Alhamdulillah, aku senang mengetahui ini. Meskipun aku tak lagi bisa berada di
sampingmu lagi, tapi percayalah Oliv, jantungku akan selalu menjagamumu. Dia
yang akan menggantikanku ketika kamu sendiri, ketika kamu sedang sedih.
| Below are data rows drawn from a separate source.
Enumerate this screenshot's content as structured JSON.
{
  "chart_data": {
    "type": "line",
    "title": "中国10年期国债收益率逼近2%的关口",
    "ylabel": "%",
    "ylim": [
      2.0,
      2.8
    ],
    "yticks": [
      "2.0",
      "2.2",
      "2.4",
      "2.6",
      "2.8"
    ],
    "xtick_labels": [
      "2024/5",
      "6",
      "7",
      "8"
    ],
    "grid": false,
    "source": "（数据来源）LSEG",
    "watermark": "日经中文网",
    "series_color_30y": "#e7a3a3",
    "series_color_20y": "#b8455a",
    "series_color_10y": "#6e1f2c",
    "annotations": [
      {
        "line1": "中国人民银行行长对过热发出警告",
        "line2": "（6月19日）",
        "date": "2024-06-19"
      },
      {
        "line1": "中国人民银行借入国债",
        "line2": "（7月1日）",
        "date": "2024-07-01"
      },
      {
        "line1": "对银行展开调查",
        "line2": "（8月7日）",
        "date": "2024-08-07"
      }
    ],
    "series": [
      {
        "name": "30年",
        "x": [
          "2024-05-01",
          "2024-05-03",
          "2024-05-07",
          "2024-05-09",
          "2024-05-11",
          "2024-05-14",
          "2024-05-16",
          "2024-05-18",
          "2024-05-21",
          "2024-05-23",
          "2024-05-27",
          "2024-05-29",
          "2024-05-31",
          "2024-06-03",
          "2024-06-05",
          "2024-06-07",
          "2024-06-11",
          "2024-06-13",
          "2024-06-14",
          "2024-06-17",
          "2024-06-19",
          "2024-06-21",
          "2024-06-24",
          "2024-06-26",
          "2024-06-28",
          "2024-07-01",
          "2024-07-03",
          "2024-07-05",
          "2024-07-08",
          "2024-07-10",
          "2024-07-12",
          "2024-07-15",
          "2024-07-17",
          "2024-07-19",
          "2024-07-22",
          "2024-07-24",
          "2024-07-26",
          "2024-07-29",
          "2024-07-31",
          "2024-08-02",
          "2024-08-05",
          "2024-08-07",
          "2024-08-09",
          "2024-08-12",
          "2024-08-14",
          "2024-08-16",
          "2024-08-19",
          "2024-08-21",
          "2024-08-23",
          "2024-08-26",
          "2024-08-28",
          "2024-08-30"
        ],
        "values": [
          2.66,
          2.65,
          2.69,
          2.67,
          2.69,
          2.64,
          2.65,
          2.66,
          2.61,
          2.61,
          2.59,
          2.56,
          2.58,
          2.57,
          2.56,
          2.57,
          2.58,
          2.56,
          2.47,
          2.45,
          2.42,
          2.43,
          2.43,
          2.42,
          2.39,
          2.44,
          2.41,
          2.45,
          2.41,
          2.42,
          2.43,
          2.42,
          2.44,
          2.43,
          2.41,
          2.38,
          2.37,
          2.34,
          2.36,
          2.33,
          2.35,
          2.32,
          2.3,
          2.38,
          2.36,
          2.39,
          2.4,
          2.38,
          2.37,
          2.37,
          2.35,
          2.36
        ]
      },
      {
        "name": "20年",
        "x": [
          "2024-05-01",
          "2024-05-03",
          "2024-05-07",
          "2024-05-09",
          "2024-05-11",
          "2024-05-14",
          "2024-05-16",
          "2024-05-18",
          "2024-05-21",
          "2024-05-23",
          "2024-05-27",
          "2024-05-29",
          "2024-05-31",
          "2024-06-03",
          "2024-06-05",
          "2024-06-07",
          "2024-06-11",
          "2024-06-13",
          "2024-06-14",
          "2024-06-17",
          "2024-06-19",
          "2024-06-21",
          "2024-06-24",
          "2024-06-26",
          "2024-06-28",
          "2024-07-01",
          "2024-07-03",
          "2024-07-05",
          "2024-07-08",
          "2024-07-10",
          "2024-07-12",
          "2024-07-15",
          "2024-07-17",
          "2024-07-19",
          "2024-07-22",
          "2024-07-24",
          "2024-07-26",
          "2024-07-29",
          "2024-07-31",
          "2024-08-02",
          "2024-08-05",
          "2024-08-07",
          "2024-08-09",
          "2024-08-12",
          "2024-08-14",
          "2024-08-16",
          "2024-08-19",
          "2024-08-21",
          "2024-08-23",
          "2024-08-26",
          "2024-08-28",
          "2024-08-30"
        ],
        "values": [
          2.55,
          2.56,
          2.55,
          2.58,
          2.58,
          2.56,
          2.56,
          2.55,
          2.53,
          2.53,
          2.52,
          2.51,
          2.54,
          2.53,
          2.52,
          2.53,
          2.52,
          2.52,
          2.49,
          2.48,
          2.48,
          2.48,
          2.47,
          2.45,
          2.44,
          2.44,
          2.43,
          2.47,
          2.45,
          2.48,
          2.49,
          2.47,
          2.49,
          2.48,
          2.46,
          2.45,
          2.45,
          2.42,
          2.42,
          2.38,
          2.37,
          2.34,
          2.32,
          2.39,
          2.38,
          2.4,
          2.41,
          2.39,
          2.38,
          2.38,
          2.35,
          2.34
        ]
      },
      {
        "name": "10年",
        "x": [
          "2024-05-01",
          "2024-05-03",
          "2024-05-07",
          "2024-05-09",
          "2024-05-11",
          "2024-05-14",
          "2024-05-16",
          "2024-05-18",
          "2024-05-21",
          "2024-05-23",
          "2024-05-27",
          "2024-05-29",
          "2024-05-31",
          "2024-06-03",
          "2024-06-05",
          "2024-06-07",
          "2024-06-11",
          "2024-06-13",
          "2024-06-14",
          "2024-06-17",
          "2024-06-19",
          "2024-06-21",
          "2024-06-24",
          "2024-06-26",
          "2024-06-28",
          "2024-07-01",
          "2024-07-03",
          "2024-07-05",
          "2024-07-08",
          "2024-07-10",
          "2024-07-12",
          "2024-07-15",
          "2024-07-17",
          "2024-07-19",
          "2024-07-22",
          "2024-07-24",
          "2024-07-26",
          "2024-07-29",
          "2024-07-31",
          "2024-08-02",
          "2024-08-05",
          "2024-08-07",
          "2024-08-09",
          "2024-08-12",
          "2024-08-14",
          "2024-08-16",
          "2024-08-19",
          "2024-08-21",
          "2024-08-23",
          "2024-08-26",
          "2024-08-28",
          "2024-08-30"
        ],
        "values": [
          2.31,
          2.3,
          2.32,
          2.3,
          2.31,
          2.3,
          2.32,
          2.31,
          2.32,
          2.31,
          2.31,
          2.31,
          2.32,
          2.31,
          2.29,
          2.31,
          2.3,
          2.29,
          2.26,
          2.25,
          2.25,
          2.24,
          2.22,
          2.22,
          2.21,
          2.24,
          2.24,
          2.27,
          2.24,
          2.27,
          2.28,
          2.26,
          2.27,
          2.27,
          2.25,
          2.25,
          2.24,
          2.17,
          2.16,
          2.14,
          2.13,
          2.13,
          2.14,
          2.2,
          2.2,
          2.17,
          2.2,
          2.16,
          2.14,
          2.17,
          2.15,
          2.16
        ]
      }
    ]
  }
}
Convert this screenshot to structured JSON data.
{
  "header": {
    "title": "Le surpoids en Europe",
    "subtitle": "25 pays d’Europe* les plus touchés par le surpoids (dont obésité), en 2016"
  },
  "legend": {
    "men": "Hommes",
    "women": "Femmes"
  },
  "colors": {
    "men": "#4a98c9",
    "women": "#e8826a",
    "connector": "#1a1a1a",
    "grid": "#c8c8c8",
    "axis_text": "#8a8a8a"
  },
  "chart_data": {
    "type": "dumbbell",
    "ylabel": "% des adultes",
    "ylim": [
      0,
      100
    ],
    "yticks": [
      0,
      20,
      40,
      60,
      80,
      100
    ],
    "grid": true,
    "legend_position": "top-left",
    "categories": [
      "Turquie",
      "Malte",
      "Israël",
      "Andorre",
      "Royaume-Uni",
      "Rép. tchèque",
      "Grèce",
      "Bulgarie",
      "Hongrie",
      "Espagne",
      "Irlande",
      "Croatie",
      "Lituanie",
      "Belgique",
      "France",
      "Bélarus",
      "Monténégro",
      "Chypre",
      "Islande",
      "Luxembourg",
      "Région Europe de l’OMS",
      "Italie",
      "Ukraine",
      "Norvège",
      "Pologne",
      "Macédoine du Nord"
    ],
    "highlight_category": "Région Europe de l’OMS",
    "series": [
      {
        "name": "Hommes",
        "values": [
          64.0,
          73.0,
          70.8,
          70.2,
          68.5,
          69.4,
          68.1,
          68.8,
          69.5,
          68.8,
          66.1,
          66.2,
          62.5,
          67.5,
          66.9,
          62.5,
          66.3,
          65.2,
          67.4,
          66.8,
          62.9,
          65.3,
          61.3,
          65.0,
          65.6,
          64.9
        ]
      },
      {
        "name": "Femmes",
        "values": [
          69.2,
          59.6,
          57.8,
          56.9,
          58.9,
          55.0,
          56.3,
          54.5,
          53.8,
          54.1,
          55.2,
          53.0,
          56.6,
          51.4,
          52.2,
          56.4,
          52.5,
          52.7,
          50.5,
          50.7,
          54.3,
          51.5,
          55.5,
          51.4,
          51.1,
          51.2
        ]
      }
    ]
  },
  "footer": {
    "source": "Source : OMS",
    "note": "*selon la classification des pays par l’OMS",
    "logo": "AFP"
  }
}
Dan ingatlah Oliv, ketika kamu mengingatku, jantung itu akan berdegub
Ketika kamu merasa kesepian jantung itu akan berdegub
ketika kamu merasa sedih jantung itu akan berdegub
maka kamu akan merasa kalau aku selalu ada di sampingmu walau ragaku tak
menemanimu. Dan bila kau merinduku, ambil gitarmu, lantunkan lagu Menghujam
Jantungku. Maka kau akan rasakan kehadiranku di sampingmu J
karena hanya kamu yang mampu Menghujam Jantungku J
I Love You Olivia, I Love You
Aku Mencintaimu”
Salam Kasih
Fariz
Itu pesan
terakhir yang aku dapat dari Fariz. Dan aku akan berusaha untuk selalu menjaga
jantung ini. Aku akan merawat jantung ini dengan baik.
Itu yang
selalu membuatku semangat dan terus bersyukur dengan diberikannya kesempatanku
untuk tetap menjalani hidup di dunia ini.
Terima kasih
fariz, ragaku mungkin tak lagi ada jikalau jantungmu tiada diragaku. Cintaku akan
tetap ada untukmu walau cinta kita tak bisa bersatu di dunia ini.
Dan aku akan
berjanji tuk selalu menjaga hati ini.